他是官場老手,知道朱國忠這次這么爽快的答應自己找朱省長幫忙說話,完全是在賣人情,是對他袁開疆有所求的!這就是官場,利害關系永遠是勾連共生的。要信什么友誼、正道,那才是傻逼哩。
人情是一定要還的,但是也要看還的是什么。踩紅線的事也就罷了,要是去摸高壓線找死,他才不會那么傻!
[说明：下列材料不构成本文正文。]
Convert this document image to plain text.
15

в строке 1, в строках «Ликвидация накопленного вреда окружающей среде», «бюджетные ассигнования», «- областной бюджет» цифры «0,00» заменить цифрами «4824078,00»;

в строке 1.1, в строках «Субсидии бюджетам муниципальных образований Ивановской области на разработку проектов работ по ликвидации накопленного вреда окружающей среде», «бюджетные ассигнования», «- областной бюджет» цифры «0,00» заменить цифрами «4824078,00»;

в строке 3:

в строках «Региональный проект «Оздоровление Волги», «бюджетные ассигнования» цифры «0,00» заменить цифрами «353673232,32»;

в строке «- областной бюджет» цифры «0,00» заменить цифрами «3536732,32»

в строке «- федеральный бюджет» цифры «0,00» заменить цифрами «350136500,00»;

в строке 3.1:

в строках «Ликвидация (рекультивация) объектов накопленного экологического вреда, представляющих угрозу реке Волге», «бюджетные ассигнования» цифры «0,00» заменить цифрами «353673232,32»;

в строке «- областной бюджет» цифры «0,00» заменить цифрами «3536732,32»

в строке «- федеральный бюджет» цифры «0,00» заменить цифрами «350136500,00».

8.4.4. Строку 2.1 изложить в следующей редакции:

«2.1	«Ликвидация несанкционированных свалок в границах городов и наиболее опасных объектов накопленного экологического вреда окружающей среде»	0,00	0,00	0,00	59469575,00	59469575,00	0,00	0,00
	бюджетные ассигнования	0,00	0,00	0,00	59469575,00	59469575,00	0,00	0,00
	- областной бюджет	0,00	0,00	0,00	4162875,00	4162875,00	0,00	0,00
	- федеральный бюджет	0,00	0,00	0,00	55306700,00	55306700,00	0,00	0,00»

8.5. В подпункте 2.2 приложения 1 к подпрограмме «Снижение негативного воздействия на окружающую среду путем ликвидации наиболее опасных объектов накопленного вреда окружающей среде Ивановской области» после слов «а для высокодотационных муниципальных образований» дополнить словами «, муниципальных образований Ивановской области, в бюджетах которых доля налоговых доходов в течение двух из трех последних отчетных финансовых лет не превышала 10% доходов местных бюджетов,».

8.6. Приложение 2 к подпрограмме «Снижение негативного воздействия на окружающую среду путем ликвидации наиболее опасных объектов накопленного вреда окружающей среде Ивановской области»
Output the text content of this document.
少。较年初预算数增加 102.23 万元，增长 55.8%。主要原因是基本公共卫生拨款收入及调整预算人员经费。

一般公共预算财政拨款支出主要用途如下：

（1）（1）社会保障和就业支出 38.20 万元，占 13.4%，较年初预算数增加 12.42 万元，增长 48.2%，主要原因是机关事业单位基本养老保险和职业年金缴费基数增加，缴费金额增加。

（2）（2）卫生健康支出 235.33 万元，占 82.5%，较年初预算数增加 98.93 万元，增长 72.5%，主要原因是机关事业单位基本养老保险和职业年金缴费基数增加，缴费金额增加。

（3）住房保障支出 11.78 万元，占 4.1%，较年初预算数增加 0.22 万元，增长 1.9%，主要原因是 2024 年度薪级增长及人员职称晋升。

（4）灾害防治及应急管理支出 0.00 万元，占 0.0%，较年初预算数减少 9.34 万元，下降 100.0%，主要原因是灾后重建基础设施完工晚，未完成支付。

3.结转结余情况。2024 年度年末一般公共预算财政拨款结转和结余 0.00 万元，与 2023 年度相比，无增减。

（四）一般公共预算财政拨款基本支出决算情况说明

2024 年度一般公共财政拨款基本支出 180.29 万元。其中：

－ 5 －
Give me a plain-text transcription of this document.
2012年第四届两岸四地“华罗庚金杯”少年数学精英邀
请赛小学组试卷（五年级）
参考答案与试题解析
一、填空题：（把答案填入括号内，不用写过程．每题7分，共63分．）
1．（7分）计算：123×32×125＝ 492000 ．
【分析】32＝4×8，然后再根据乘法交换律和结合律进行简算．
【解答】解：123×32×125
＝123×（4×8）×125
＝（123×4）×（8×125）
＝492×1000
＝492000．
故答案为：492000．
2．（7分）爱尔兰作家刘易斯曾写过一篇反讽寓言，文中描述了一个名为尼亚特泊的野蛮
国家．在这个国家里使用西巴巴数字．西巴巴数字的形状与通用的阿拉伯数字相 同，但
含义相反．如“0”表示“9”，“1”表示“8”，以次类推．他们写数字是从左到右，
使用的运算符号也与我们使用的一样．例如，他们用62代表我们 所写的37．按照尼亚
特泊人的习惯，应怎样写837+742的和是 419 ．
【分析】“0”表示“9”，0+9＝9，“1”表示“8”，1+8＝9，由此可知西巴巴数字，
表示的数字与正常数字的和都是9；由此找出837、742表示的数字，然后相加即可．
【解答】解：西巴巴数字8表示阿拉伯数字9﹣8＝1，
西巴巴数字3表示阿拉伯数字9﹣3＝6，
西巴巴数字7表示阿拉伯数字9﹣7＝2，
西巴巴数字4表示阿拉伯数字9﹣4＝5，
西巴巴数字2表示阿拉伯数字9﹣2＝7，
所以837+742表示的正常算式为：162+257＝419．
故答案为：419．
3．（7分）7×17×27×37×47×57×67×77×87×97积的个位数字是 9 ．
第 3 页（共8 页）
此時聽了朱國忠的三條措施,他并不信只是這些表面上的東西。他在琢磨,朱國忠這三條措施的背后,實際上是想干什么呢?
這個層面上的人,誰都不是省油的燈呀!
“很好,我完全贊成。你們就立即形成請示文件,報市政府吧。爭取盡快上會。”
“太謝謝市長了,請您相信,我們商行、我朱國忠,一定會給您爭氣、爭光的!”
“哈哈,這肯定是毋庸置疑的!我對國忠的能力有萬分信任!”
兩人又說了其他的閑話,主要是聞哲的一些“緋聞”,才結束聊天。
朱國忠把袁開疆送下電梯,送上車,揮手告別。
一召手,自己的黑色大奔也悄無聲息的停在他身邊。
上了車,他拿出手機撥打了一個電話:
“葛力老弟,在哪嗨皮呢?你們的豐足萬元分公司弄的怎么樣了?”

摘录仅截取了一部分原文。